Demolition is definitely an option under consideration. In fact, it was the first option in the “not exhaustive” list that Statz ticked off in a recent interview. However, he has been in touch with Mark Dollase, the vice president of preservation services at Indiana Landmarks, and Dollase provided Statz with a list of 12 to 15 development firms that might be willing to take on a Drake rehabilitation project. Statz plans to meet with those firms in the next few weeks.

Statz believes the cost of rehab would be “well into seven figures.” Has TRex decided upon a maximum amount of money that the company would invest in rehabilitation? “No,” he said.

Dollase agrees that rehab options are going to be expensive, but added that “Landmarks believes the building is architecturally significant and will stand up for it. We don’t believe it is a building ready for demolition.” He has suggested to Statz that TRex might consider a long-term lease to a development firm that would rehab the apartment building with their own funds, or using residential historic rehabilitation tax credits.

In addition to The Drake, TRex owns most of the west side of Meridian Street for several blocks north of the museum, including the Schnull-Rauch House, which is listed on the National Register of Historic Places, and Stutz Motor Car owner Harry Stutz’s mansion at 32nd and Meridian streets, both buildings that Indiana Landmarks wants to see preserved.

Neighbors including Doug Day feel passionately that historic buildings like the Schnull-Rauch and Stutz homes, as well as The Drake, add to the architectural fabric of the neighborhood. “We should do whatever is necessary to ensure these historic structures are saved from demolition,” Day said recently. Day is the champion of the Destination Fall Creek task force and a member of The Children’s Museum Neighborhood Working Group. “We understand buildings like this are difficult to rehab, but other apartment buildings in the neighborhood faced a lot of the same challenges and were successfully updated in a very clever and cost-effective manner,” he said.

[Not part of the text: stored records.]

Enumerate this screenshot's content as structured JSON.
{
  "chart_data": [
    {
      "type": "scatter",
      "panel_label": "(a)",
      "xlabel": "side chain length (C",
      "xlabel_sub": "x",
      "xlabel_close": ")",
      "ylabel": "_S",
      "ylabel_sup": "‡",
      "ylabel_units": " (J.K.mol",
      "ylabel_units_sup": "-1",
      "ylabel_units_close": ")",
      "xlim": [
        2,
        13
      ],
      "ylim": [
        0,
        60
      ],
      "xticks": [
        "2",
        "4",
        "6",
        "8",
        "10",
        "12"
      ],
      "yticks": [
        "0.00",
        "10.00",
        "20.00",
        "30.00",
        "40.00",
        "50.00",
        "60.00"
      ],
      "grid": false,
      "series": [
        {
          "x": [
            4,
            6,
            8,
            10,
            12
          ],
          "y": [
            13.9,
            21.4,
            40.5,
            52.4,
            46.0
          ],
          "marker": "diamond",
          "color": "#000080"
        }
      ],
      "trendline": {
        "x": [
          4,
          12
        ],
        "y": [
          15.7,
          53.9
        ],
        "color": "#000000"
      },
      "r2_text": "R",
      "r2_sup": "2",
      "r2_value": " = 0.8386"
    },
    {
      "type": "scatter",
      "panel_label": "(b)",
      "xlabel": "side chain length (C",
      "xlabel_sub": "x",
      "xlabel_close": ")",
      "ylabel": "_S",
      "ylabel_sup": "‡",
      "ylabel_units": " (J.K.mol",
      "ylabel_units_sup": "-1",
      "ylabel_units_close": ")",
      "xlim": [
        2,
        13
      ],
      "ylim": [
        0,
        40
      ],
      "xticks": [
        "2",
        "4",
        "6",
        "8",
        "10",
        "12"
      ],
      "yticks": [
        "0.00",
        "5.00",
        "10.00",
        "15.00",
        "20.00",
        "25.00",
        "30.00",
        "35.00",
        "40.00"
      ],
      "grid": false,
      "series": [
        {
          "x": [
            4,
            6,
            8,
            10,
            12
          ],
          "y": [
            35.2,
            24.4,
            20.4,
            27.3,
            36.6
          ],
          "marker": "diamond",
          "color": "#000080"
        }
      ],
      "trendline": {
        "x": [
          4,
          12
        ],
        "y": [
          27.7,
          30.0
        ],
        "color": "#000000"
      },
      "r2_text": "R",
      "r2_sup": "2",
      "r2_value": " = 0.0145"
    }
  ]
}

Day and other preservationists recognize the museum and its development arm will have a lasting impact on Indianapolis’s stewardship of historic buildings on this important corridor. For The Drake, for now, Statz says he is “not sure what the ultimate future for the building will be . . . no option is ruled out.”

Historian Connie Zeigler is a consultant who writes frequently about historic preservation issues. Her website is cresourcesinc.com

A version of this article appeared in the December ’16/January ’17 issue of the magazine.

4 Comments on What’s in Store for The Drake?

  1. Very sad to see yet another historic building in the city of Indianapolis is being destroyed for ‘progress’. How sad. This will change our skyline and damage an already shaky neighborhood. Very, very sad over this.

  2. We used to live there. Also in two other of Zenders properties. Magnificent building, I hope they do not demolish and find a way to save and restore.

  3. Absolutely an essential building for that neighborhood. Connie, do you or anyone else know if the Drake used to belong to the Zender portfolio? Although I’ve heard they weren’t the most appealing property managers in the world, they generally respected the historic integrity of the buildings they owned. Sounds like the same can be said about this one.